Dissection starts distal to lymph node of Lund.

Dissection in progress.

Calot's triangle and cystic duct clearly definable.
Results
Age of the patients ranged from 3.4 years to 16 years with an average of 10.12 years. Males were predominant (10:7) (Table 1). Common complaints that were presented by the patients were right upper quadrant pain, recurrent nonspecific abdominal pain, and dyspepsia (Table 2), and four cases of thalassemia were diagnosed during routine Ultrasonogram (Table 2).

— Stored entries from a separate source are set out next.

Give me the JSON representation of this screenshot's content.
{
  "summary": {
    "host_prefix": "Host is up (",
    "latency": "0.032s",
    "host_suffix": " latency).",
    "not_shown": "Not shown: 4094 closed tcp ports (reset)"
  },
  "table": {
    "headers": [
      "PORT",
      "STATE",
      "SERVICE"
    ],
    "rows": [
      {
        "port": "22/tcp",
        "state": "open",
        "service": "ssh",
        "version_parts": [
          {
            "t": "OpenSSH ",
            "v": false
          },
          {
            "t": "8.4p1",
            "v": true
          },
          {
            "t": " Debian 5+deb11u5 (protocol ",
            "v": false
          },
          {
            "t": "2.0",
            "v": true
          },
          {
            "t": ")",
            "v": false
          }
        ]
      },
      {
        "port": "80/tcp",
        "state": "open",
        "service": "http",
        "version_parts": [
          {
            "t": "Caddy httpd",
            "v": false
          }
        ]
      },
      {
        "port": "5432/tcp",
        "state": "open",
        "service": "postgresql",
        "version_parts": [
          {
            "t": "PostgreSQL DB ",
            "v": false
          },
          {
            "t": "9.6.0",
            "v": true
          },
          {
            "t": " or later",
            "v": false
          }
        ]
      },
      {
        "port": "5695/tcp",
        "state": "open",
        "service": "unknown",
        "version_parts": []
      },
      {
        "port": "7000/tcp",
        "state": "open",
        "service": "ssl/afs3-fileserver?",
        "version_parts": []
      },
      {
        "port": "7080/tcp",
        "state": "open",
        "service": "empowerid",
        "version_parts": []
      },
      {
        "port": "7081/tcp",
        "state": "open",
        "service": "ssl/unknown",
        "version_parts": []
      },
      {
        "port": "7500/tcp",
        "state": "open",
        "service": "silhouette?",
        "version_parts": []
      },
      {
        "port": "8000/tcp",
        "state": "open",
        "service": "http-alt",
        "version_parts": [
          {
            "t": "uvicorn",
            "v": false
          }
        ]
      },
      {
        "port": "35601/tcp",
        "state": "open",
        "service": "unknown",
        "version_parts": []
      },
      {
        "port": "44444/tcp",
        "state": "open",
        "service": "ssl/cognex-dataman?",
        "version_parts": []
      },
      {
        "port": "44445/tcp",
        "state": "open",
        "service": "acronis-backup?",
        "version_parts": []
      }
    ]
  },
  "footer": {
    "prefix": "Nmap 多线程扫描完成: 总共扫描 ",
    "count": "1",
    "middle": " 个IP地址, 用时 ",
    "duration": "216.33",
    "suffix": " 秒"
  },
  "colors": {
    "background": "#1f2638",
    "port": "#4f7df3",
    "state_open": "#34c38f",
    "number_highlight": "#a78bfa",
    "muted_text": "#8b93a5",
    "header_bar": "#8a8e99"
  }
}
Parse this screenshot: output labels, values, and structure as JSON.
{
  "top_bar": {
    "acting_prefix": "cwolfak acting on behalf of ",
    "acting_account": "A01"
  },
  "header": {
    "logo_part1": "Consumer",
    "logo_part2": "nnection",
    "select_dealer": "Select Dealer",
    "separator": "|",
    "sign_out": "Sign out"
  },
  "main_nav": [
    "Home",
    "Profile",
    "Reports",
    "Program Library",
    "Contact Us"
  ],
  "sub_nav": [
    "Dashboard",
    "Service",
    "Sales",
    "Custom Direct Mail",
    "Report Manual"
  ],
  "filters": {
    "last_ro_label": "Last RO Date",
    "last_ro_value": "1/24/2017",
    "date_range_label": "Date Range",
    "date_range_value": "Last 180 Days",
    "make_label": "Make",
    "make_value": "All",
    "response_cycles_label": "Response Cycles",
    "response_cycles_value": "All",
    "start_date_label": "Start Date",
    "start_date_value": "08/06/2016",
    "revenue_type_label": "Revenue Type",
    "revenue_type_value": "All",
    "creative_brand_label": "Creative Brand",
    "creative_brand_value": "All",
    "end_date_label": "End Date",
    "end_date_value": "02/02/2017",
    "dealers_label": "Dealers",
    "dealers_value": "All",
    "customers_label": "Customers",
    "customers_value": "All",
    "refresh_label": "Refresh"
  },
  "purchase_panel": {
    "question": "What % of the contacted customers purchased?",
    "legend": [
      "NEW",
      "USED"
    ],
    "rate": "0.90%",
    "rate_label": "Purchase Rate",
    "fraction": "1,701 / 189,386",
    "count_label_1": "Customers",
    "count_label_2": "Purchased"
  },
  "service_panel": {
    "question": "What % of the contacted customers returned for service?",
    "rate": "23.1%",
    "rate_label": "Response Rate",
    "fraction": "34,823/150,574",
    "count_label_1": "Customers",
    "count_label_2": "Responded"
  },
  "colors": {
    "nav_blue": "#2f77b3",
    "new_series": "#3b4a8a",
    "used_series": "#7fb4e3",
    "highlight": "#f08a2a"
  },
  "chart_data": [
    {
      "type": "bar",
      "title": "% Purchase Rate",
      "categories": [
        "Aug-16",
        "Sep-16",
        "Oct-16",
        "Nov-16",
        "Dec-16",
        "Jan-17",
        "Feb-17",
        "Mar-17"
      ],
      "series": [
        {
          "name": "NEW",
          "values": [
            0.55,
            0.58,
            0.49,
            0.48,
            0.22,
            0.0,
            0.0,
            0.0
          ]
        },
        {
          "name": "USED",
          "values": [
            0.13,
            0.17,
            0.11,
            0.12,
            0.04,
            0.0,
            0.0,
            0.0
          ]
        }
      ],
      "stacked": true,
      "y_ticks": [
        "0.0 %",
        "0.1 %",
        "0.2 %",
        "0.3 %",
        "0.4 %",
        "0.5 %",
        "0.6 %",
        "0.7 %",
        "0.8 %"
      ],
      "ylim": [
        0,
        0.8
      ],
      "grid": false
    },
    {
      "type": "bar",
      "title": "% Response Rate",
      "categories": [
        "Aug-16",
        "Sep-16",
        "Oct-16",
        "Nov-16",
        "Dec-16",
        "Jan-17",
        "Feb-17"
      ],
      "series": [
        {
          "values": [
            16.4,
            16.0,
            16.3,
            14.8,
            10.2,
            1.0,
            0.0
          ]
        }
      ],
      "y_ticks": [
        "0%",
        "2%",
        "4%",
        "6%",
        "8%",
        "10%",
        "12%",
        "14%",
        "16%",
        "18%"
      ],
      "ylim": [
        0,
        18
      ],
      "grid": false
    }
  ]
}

Average operative time was 40 minutes. There was no intraoperative or immediate postoperative complication. Feeding was allowed to the patients 4–6 hours after operation and they were discharged the following morning. Patients were asked to come for follow-up at 1 week, 1 month, 3 months, 6 months, and 1 year and thereafter yearly. Follow-up period ranged from 6 months to 5 years. There were no operation-related complications other than minor abdominal pain in 3 patients and port-site pain in 2 patients which resolved on conservative treatments.
Discussion
Bleeding is one of the most alarming complications during laparoscopy and the contributing factors are inadequate exposure, inflammation, adhesions, rough handling, and so on.6,14 To prevent this complication, which may subsequently lead to conversion 15 and injury to bile ducts, dissection in the Calot's triangle must be done very carefully and meticulously. Various methods were described to avoid such complications including “Fundus First” technique16,17 and Triangle of safety technique. 7 In both these methods, dissection begins from above and the cystic artery is handled during the last part of dissection. In some acute cases where we followed “Fundus First” technique, we found that the cystic artery did not need to be handled. So in our subsequent cases we adopted this new approach and succeeded. In this technique not only bleeding from the cystic artery and its resultant complications were avoided, but also cystic duct came into view so early and clearly that any aberration in its anatomy could be detected and handled properly. Further, the bile ducts are kept away from the field of dissection and were protected.
Conclusion
During laparoscopic cholecystectomy, if handling of the main cystic artery is avoided, then complications of hemorrhage and bile duct injuries can be minimized.
Footnotes
Disclosure Statement
No competing financial interests exist.